If screwcaps are good at keeping air out, and their unit cost at around 3p (and no need for a capsule or foil over the top at around 0.8p) is low, there are two major problems with them. Firstly screwcap application requires the installation of a completely new set of machinery from the old cork insertion kit. This has discouraged many smaller producers from adopting the screwcap, or Stelvin as it is known in many markets after the market leader, and has made plastic corks seem a much more attractive alternative.
 
Synthetic corks, incidentally, have several more major drawbacks that I have not even mentioned yet. Unlike natural corks, they are non biodegradable.

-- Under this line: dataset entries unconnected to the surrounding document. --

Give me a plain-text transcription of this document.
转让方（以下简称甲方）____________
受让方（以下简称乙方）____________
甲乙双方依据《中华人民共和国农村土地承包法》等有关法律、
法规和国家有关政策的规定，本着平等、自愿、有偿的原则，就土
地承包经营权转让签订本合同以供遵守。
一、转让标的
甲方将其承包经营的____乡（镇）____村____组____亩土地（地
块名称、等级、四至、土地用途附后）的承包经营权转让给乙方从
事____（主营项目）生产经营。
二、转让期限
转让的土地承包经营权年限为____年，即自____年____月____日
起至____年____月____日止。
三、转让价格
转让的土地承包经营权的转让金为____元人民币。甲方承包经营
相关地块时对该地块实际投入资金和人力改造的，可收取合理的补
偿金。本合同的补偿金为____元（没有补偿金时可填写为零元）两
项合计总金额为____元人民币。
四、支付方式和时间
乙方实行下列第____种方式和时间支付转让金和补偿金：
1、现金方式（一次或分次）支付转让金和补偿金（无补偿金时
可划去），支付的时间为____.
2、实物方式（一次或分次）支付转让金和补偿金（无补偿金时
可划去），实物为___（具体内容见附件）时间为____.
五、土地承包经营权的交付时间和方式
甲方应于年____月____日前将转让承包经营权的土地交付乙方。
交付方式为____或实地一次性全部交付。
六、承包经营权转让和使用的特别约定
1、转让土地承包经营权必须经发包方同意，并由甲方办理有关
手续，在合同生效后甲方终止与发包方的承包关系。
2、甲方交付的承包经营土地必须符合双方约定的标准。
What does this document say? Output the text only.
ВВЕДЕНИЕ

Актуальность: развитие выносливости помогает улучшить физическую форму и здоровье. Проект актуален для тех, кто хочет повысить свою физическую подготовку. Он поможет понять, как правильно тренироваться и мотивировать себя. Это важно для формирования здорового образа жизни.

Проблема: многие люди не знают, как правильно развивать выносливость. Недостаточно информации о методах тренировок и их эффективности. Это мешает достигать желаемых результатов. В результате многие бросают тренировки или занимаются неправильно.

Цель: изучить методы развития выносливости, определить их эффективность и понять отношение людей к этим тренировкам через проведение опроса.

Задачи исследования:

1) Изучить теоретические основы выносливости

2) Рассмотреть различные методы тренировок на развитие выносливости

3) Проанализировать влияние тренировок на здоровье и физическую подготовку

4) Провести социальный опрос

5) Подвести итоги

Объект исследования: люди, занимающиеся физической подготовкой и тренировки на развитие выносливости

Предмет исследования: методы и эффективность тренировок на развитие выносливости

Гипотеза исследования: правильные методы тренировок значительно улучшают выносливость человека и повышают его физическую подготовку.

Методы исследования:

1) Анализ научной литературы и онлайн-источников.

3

Furthermore, as the World Wildlife Fund, the Royal Society for the Protection of Birds and Prince Charles keep reminding us, the ecosystem of southern Portugal depends on our continuing to buy natural corks – an argument that I find less than compelling since the cork oak forests were created specifically for the cork industry, and anyway worldwide demand for natural corks is still rising since there has been such a marked shift towards selling wine in bottle rather than bulk.
 
Against screwcaps there is also the question of how we consumers feel about them. In Australia and New Zealand there is near total acceptance that this is the preferable closure. In the UK they are now commonplace in mass market wines; UK wine bottlers report that the proportion of all wine they stopper with a screwcap has risen to 85 per cent in the last three years. But in much of mainland Europe and certainly in the US there is still considerable consumer resistance.
 
Americans perhaps haven’t looked carefully enough to see how silly the plastic copies of natural cork look, or perhaps like me they are waiting for the next big thing in their bottlenecks. Can screwcaps really represent the end of the road?